VIETNAM...THROUGH MY LENS

LSNelson Productions
presents

VIETNAM…THROUGH MY LENS

Written & Performed by STU RICHEL
Directed by LINDA S. NELSON

Voiceovers: CHET BROOKS, AL SMITH, & TERENCE McCARTHY
Scenic Designer: MARISA MERRIGAN
Lighting Designer: ELAINE WONG
Photo Montages/Video Design: MICHAEL LEE STEVER
Costume Consultant: SAMANTHA NEWBY
Graphic Designer: PHILIP EMEOTT
Website Design/Development: CHRISTOPHER A. McCARTHY & CHRISTOPHER T. EVANS
Marketing Consultant: TERENCE McCARTHY
Assistant Stage Manager: MELISSA E. CARROLL
Stage Manager: AMY HENAULT
Press Representative: DALE HELLER, HELLERHIGHWATER

Dorothy Strelsin Theater
312 West 36th Street
New York, NY 10018
www.vietnamthroughmylens.com
November 9 through 23, 2014

STU RICHEL had just earned his law degree when New York called him up for the draft in 1967. He kind of took his time reporting, and when he did, it was too late for him to go in as an officer. Straight to boot camp in Georgia, and here’s your stylish new haircut. Get ready for reality, city boy.

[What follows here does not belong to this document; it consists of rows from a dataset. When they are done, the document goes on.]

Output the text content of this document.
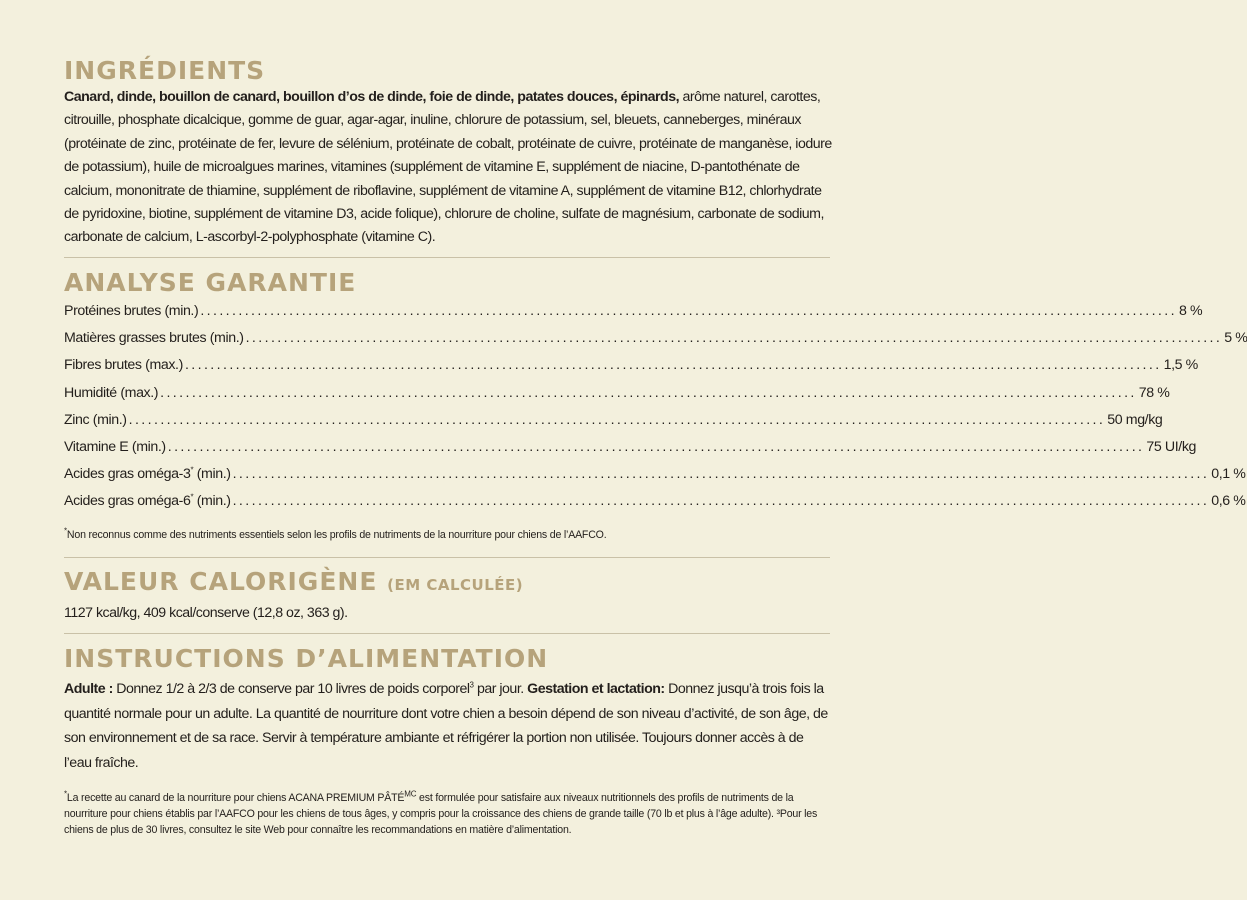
INGRÉDIENTS

Canard, dinde, bouillon de canard, bouillon d’os de dinde, foie de dinde, patates douces, épinards, arôme naturel, carottes, citrouille, phosphate dicalcique, gomme de guar, agar-agar, inuline, chlorure de potassium, sel, bleuets, canneberges, minéraux (protéinate de zinc, protéinate de fer, levure de sélénium, protéinate de cobalt, protéinate de cuivre, protéinate de manganèse, iodure de potassium), huile de microalgues marines, vitamines (supplément de vitamine E, supplément de niacine, D-pantothénate de calcium, mononitrate de thiamine, supplément de riboflavine, supplément de vitamine A, supplément de vitamine B12, chlorhydrate de pyridoxine, biotine, supplément de vitamine D3, acide folique), chlorure de choline, sulfate de magnésium, carbonate de sodium, carbonate de calcium, L-ascorbyl-2-polyphosphate (vitamine C).

ANALYSE GARANTIE
Protéines brutes (min.) .......................................................................................................................................................... 8 %
Matières grasses brutes (min.) .......................................................................................................................................................... 5 %
Fibres brutes (max.) .......................................................................................................................................................... 1,5 %
Humidité (max.) .......................................................................................................................................................... 78 %
Zinc (min.) .......................................................................................................................................................... 50 mg/kg
Vitamine E (min.) .......................................................................................................................................................... 75 UI/kg
Acides gras oméga-3* (min.) .......................................................................................................................................................... 0,1 %
Acides gras oméga-6* (min.) .......................................................................................................................................................... 0,6 %

*Non reconnus comme des nutriments essentiels selon les profils de nutriments de la nourriture pour chiens de l’AAFCO.

VALEUR CALORIGÈNE (EM CALCULÉE)

1127 kcal/kg, 409 kcal/conserve (12,8 oz, 363 g).

INSTRUCTIONS D’ALIMENTATION

Adulte : Donnez 1/2 à 2/3 de conserve par 10 livres de poids corporel$^3$ par jour. Gestation et lactation: Donnez jusqu’à trois fois la quantité normale pour un adulte. La quantité de nourriture dont votre chien a besoin dépend de son niveau d’activité, de son âge, de son environnement et de sa race. Servir à température ambiante et réfrigérer la portion non utilisée. Toujours donner accès à de l’eau fraîche.

*La recette au canard de la nourriture pour chiens ACANA PREMIUM $PÂTÉ^{MC}$ est formulée pour satisfaire aux niveaux nutritionnels des profils de nutriments de la nourriture pour chiens établis par l’AAFCO pour les chiens de tous âges, y compris pour la croissance des chiens de grande taille (70 lb et plus à l’âge adulte). ³Pour les chiens de plus de 30 livres, consultez le site Web pour connaître les recommandations en matière d’alimentation.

RICHEL wrote this memoir from the viewpoint of how his service in Viet Nam changed him. He had opportunities to avoid the draft. One was to join the Coast Guard National Guard. But something in him prevented him from taking that route. A slim, scholarly looking young man, he neither acts nor thinks like a “killer”. Yet he decides he wants to see action. Once in ‘Nam he is assigned to the JAG office, far from the front and using his legal skills to deal with soldiers who had gone AWOL. He still wants to go into combat. His pals decide he is crazy.

He gets his wish, stuffed into a cargo plane headed into conflict, into an area filled with booby-traps and gunfire. He takes up smoking, since all the C-Rations (Army for “food”, sort of) contain a little pack of cigarettes, generously supplied by the tobacco companies. The camaraderie was deep, the dangers many, and RICHEL wonders at the many potentially suicidal things he did, like crawling into underground tunnels with just a flashlight and a gun. He recounts the joys: a weekend pass to Saigon with its hot showers, real food, and wonderful smells. R&R was in Taiwan with an equal array of delights. During his days at the front, he even meets a very brave, devoted man---who will turn out in the end to be a famous spy.

By 1970 he’s back on Long Island, passing the N.Y. bar exam. He bounces out to San Jose, then to Greenwich Village. In April, 1995, the twentieth anniversary of U.S. withdrawal from Viet Nam, he gets a call from CBS. They are doing a special broadcast and would like him to participate. He’s not sure he wants to go back and touch that sadness.

I’ll let him tell you the rest, including the lessons he learned from the war. RICHEL has written and performs an absolutely engaging, realistic yet primarily light-hearted, view of his participation in a war that tore not only Viet Nam, but this country, to shreds. During the production, photos from his days in the jungle are displayed on a white screen behind him, including pictures of his pals. In a postscript, the screen displays then-and-now photos of him and his friends, and what they are doing in life these days.

VIETNAM…THROUGH MY LENS will resonate with anyone who remembers that era. If you know the Viet Nam War only through history books or your father’s stories, this play will fill in the lines with colorful details and cruel truths. RICHEL tells a great tale, no matter what your age.